On ne sait pas trop d’où vient cette expression qui consiste à dire qu’en formulant des hypothèses dans le vide, on rêve mais on ne fait absolument rien avancer. Certains affirment que l’adage viendrait d’un poème de Jacques Charpentreau, d’autres qu’il s’agirait d’un proverbe vieux comme le monde dont les sonorités auraient glissé au fil des années. Allez savoir.

Tonnerre de Brest !

Cette expression qu’on retrouve dans Tintin a plusieurs origines possibles. La première est littérale, à chercher du côté d’un coup de tonnerre fantastique qui aurait traumatisé la rade de Brest en 1718. La seconde, plus imagée, serait à relier aux canons du port de Brest qui tiraient deux fois par jour pour indiquer les horaires d’ouverture et de fermeture de l’arsenal. Des coups de canon forts comme des coups de tonnerre. Elle s’est popularisée à la fin du XVIII° siècle avant d’entrer dans la légende grâce au capitaine Haddock.

Un coup de Jarnac

Souvent associée à Mitterrand qui venait de Jarnac, l’expression remonte en réalité au XVI° siècle. Guy Chabot de Jarnac s’était alors distingué lors d’un duel judiciaire par un coup porté au genou particulièrement habile, imprévu et efficace.

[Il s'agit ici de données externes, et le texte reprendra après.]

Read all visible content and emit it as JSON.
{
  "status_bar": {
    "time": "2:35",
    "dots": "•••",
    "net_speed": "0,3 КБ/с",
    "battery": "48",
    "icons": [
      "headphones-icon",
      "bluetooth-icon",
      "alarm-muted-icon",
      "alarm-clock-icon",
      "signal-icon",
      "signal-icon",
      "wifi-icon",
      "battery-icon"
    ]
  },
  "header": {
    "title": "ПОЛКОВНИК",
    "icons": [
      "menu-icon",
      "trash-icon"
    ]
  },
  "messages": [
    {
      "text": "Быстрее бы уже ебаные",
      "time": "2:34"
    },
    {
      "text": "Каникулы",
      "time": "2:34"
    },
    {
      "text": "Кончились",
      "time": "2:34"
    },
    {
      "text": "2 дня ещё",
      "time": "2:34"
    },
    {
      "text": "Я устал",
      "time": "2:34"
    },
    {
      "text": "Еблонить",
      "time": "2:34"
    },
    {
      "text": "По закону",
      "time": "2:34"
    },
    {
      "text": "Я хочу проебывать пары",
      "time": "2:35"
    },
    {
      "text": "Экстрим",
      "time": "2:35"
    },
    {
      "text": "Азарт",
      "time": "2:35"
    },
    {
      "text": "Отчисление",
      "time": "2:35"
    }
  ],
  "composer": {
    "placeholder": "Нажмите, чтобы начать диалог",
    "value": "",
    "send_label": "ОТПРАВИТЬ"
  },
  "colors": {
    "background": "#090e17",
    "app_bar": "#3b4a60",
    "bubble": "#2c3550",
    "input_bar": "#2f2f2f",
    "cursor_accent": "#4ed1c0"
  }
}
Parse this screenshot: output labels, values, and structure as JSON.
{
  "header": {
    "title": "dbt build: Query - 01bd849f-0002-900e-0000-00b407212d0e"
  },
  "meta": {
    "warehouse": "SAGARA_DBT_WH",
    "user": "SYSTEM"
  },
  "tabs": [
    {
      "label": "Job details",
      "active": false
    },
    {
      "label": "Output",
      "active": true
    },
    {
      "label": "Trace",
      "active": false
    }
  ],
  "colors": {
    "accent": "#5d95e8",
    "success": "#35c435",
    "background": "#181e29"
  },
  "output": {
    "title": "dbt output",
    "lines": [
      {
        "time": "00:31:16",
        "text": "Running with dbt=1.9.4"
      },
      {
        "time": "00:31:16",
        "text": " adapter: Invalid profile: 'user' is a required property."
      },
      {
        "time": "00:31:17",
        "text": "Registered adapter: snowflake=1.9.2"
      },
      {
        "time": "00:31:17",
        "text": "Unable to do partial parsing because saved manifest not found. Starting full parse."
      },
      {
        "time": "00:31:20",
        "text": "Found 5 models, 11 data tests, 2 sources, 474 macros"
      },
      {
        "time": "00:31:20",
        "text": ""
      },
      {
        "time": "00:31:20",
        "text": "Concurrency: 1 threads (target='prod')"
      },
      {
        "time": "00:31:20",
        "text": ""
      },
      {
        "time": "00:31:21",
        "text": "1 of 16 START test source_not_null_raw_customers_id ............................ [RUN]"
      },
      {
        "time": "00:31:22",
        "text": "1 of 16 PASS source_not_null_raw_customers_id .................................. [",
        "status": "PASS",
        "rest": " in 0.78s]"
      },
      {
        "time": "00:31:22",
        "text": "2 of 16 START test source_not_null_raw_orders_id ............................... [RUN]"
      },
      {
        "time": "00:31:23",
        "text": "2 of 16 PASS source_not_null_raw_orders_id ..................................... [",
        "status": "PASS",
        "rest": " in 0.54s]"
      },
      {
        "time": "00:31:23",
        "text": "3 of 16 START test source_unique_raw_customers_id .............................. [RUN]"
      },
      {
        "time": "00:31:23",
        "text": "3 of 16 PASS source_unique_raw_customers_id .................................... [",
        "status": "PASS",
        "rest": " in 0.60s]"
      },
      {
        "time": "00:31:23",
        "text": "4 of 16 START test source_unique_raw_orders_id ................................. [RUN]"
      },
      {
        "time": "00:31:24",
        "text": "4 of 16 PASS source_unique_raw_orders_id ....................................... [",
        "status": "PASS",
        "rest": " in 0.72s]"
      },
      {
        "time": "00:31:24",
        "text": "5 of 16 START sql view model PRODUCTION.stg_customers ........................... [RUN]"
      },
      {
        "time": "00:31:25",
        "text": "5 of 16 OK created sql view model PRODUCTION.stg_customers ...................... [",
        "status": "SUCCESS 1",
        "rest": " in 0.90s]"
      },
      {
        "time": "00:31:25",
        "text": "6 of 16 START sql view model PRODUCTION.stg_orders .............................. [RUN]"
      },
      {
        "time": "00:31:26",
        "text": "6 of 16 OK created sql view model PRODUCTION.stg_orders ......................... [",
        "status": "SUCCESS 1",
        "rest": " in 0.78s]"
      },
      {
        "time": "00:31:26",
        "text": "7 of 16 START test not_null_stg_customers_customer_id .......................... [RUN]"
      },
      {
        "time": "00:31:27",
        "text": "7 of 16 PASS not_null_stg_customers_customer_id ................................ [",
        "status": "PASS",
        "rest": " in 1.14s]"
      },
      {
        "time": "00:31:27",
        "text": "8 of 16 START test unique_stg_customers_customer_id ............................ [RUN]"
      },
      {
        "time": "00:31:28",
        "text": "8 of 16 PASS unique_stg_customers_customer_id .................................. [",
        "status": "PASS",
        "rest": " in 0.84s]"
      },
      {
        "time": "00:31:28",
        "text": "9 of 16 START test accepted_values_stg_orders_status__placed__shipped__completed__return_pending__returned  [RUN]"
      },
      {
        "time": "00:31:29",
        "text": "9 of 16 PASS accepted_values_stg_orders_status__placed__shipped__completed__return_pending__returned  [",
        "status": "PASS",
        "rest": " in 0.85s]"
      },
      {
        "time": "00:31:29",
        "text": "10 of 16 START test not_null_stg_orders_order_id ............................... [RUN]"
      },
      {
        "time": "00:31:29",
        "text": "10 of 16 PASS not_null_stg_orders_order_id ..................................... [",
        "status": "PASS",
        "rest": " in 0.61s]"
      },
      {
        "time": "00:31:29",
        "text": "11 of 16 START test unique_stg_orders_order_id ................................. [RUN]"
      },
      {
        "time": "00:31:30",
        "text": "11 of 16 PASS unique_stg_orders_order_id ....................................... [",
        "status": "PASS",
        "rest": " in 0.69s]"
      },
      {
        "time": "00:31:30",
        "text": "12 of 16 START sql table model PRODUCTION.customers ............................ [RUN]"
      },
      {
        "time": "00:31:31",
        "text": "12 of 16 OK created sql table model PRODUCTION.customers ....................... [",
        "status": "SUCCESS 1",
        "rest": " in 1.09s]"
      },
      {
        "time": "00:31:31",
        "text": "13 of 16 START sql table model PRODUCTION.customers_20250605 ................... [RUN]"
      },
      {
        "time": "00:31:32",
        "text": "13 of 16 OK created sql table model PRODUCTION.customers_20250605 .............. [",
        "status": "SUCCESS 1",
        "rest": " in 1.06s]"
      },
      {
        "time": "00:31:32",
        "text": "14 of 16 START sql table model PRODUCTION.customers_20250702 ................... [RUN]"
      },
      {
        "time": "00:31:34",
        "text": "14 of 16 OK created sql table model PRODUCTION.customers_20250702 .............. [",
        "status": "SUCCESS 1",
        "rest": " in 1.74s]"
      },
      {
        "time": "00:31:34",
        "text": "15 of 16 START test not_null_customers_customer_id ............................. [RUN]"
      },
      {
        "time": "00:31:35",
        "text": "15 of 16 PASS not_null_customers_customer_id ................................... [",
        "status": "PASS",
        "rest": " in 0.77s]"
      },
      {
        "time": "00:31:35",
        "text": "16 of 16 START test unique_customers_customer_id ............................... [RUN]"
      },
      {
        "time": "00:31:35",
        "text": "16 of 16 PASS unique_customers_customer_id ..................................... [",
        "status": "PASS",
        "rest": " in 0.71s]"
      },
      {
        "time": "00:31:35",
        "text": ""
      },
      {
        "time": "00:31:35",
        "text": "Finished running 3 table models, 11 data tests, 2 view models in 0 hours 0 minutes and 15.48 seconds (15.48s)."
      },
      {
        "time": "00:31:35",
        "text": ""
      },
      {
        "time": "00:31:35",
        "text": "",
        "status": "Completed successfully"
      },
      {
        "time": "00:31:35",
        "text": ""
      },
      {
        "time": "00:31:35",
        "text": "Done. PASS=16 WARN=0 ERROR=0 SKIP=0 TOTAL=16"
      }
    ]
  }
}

L’expression reste, célébrant l’habileté de l’auteur du coup, littéral ou figuré, avant de prendre une connotation plus péjorative au XVIII° siècle : le coup de Jarnac devient un coup dans le dos, une machination rusée et presque déloyale.

Un coup de Trafalgar

Il ne vous aura pas échappé que l’amiral Nelson a défait la flotte française à Trafalgar (en y laissant sa vie au passage). Depuis lors, le coup de Trafalgar désigne une catastrophe surprise, un peu comme la Berezina, mais peut aussi s’entendre comme une manoeuvre militaire audacieuse : pour dézinguer l’armada franco-espagnole, Nelson, en infériorité numérique, n’avait ainsi pas hésité à foncer tête baissée au milieu des navires ennemis afin de séparer la flotte en deux.

La botte de Nevers

Ce coup fourré que l’on sort pour neutraliser l’ennemi était l’apanage de Henri de Lagardère, le héros du Bossu de Paul Féval, et consistait en une attaque savante à l’épée. Une botte inventée, donc, mais qui est restée dans le langage courant pour désigner une prouesse technique propre à quelqu’un. Depuis, le cercle d’escrime de Nevers a essayé de mettre en place cette botte en observant la description qu’en faisait Paul Féval.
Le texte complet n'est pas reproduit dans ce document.